Il était clair qu’à insister on perdrait sa peine.

Nous nous retirâmes donc, et une fois dehors, sur le quai, saisissant le bras de M. Méchinet:

—Vous l’avez entendu, lui dis-je, ce malheureux ne sait seulement pas de quelle façon a péri son oncle... Est-il possible encore de douter de son innocence!...

Mais c’était un terrible sceptique, que ce vieux policier.

—Qui sait!... répondit-il... j’ai vu de fameux comédiens en ma vie... Mais en voici assez pour aujourd’hui... ce soir, je vous emmène manger ma soupe... Demain, il fera jour et nous verrons...

VII

Il n’était pas loin de dix heures lorsque M. Méchinet, que j’escortais toujours, sonna à la porte de son appartement.
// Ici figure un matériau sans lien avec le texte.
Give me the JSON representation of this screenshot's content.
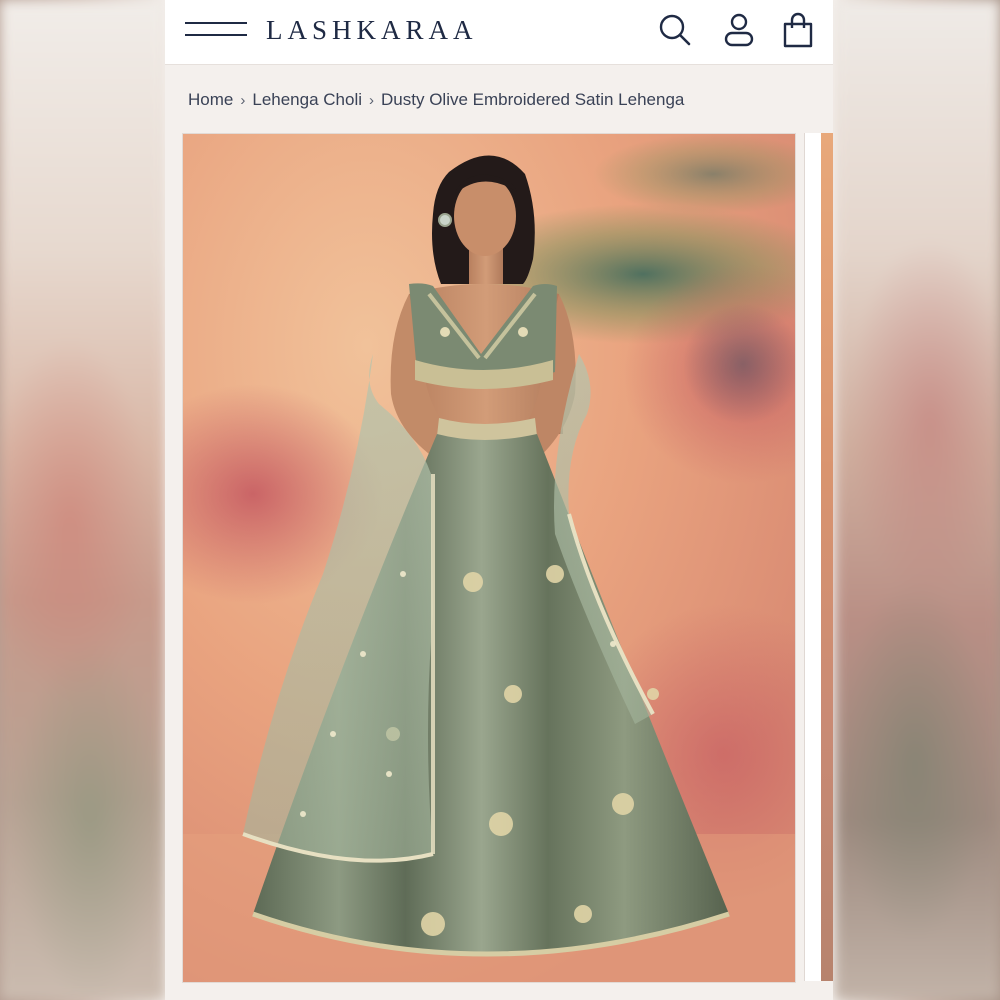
{
  "header": {
    "brand": "LASHKARAA",
    "icons": [
      "menu-icon",
      "search-icon",
      "account-icon",
      "bag-icon"
    ]
  },
  "breadcrumb": {
    "items": [
      "Home",
      "Lehenga Choli",
      "Dusty Olive Embroidered Satin Lehenga"
    ],
    "separator": "›"
  },
  "colors": {
    "brand_navy": "#1f2a44",
    "page_bg": "#f4f0ed",
    "outfit_olive": "#6f7d66",
    "dupatta_sage": "#a9b9a4"
  }
}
—Je n’emporte jamais de passe-partout, me dit-il. Dans notre sacré métier, on ne sait jamais ce qui peut arriver... Il y a bien des gredins qui m’en veulent, et si je ne suis pas toujours prudent pour moi, je dois l’être pour ma femme.

L’explication de mon digne voisin était superflue: j’avais compris. J’avais même observé qu’il sonnait d’une façon particulière, qui devait être un signal convenu entre sa femme et lui.